De rups is bleek tot felgroen.
De mijn is een lange slechts licht verwijdende kronkelende gang. Het groen tot groenbruin achtige frass ligt in duidelijke boogjes. Het frass vult de gang zo goed als volledig.
Door het groenachtige frass vallen de mijnen niet echt op tussen de bladeren van de bomen (zie ook foto 3, 4 & 5). Maar wanneer de mijnen verlaten zijn verkleurt het frass naar bruin en worden de mijnen duidelijker (zie ook foto 1, 2, 6 & 7).
De cocon is donkerrood tot roodbruin.
- één van de weinige soorten op eik die men makkelijk op naam kan brengen. Dit door de typische mijn, het frasspatroon en de rups.
- Deze soms vrij algemene soort kan overal in België worden waargenomen.
Info omtrent de verspreiding op Catalogue of the Lepidoptera of Belgium.

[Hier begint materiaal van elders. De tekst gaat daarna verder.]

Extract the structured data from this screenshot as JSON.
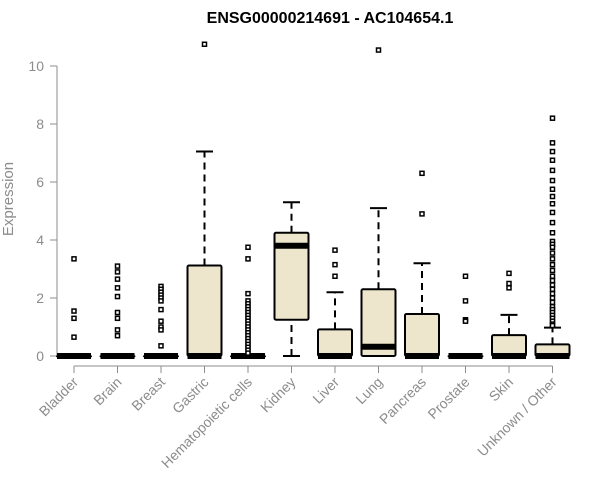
{
  "chart_data": {
    "type": "box",
    "title": "ENSG00000214691 - AC104654.1",
    "xlabel": "",
    "ylabel": "Expression",
    "ylim": [
      0,
      11
    ],
    "yticks": [
      0,
      2,
      4,
      6,
      8,
      10
    ],
    "box_fill": "#ede6cc",
    "categories": [
      "Bladder",
      "Brain",
      "Breast",
      "Gastric",
      "Hematopoietic cells",
      "Kidney",
      "Liver",
      "Lung",
      "Pancreas",
      "Prostate",
      "Skin",
      "Unknown / Other"
    ],
    "boxes": [
      {
        "name": "Bladder",
        "whisker_low": 0,
        "q1": 0,
        "median": 0,
        "q3": 0,
        "whisker_high": 0,
        "outliers": [
          3.35,
          1.55,
          1.3,
          0.65
        ]
      },
      {
        "name": "Brain",
        "whisker_low": 0,
        "q1": 0,
        "median": 0,
        "q3": 0,
        "whisker_high": 0,
        "outliers": [
          3.1,
          2.9,
          2.65,
          2.35,
          2.05,
          1.5,
          1.3,
          0.9,
          0.7
        ]
      },
      {
        "name": "Breast",
        "whisker_low": 0,
        "q1": 0,
        "median": 0,
        "q3": 0,
        "whisker_high": 0,
        "outliers": [
          2.4,
          2.3,
          2.2,
          2.1,
          2.0,
          1.9,
          1.6,
          1.2,
          1.0,
          0.9,
          0.35
        ]
      },
      {
        "name": "Gastric",
        "whisker_low": 0,
        "q1": 0,
        "median": 0,
        "q3": 3.12,
        "whisker_high": 7.05,
        "outliers": [
          10.75
        ]
      },
      {
        "name": "Hematopoietic cells",
        "whisker_low": 0,
        "q1": 0,
        "median": 0,
        "q3": 0,
        "whisker_high": 0,
        "outliers": [
          3.75,
          3.35,
          2.15,
          1.9,
          1.8,
          1.7,
          1.6,
          1.5,
          1.4,
          1.3,
          1.2,
          1.1,
          1.0,
          0.9,
          0.8,
          0.7,
          0.6,
          0.5,
          0.4,
          0.3,
          0.2,
          0.1
        ]
      },
      {
        "name": "Kidney",
        "whisker_low": 0,
        "q1": 1.25,
        "median": 3.8,
        "q3": 4.25,
        "whisker_high": 5.3,
        "outliers": []
      },
      {
        "name": "Liver",
        "whisker_low": 0,
        "q1": 0,
        "median": 0,
        "q3": 0.92,
        "whisker_high": 2.2,
        "outliers": [
          3.65,
          3.15,
          2.75
        ]
      },
      {
        "name": "Lung",
        "whisker_low": 0,
        "q1": 0,
        "median": 0.32,
        "q3": 2.3,
        "whisker_high": 5.1,
        "outliers": [
          10.55
        ]
      },
      {
        "name": "Pancreas",
        "whisker_low": 0,
        "q1": 0,
        "median": 0,
        "q3": 1.45,
        "whisker_high": 3.2,
        "outliers": [
          6.3,
          4.9
        ]
      },
      {
        "name": "Prostate",
        "whisker_low": 0,
        "q1": 0,
        "median": 0,
        "q3": 0,
        "whisker_high": 0,
        "outliers": [
          2.75,
          1.9,
          1.25,
          1.2
        ]
      },
      {
        "name": "Skin",
        "whisker_low": 0,
        "q1": 0,
        "median": 0,
        "q3": 0.72,
        "whisker_high": 1.42,
        "outliers": [
          2.85,
          2.5,
          2.35
        ]
      },
      {
        "name": "Unknown / Other",
        "whisker_low": 0,
        "q1": 0,
        "median": 0,
        "q3": 0.4,
        "whisker_high": 0.98,
        "outliers": [
          8.2,
          7.35,
          7.05,
          6.75,
          6.4,
          6.05,
          5.75,
          5.5,
          5.25,
          4.95,
          4.6,
          4.25,
          3.95,
          3.85,
          3.75,
          3.55,
          3.35,
          3.15,
          2.95,
          2.75,
          2.6,
          2.45,
          2.3,
          2.15,
          2.0,
          1.85,
          1.7,
          1.6,
          1.5,
          1.4,
          1.3,
          1.2,
          1.1,
          1.05
        ]
      }
    ]
  }
}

Deze soort komt overal in Europa voor op enkele kleinere landen na. Buiten Europa is de soort reeds waargenomen in Turkije, Iran, Armenië, Georgië, Azerbeidzjan en op het Afrikaans continent in Tunesië. (verspreidingskaart)
De motjes vliegen in twee generaties per jaar gedurende de maand mei en juni en dan terug in de maand september tot begin oktober. Minerende rupsen vind men in juli en augustus en vanaf eind september tot eind oktober.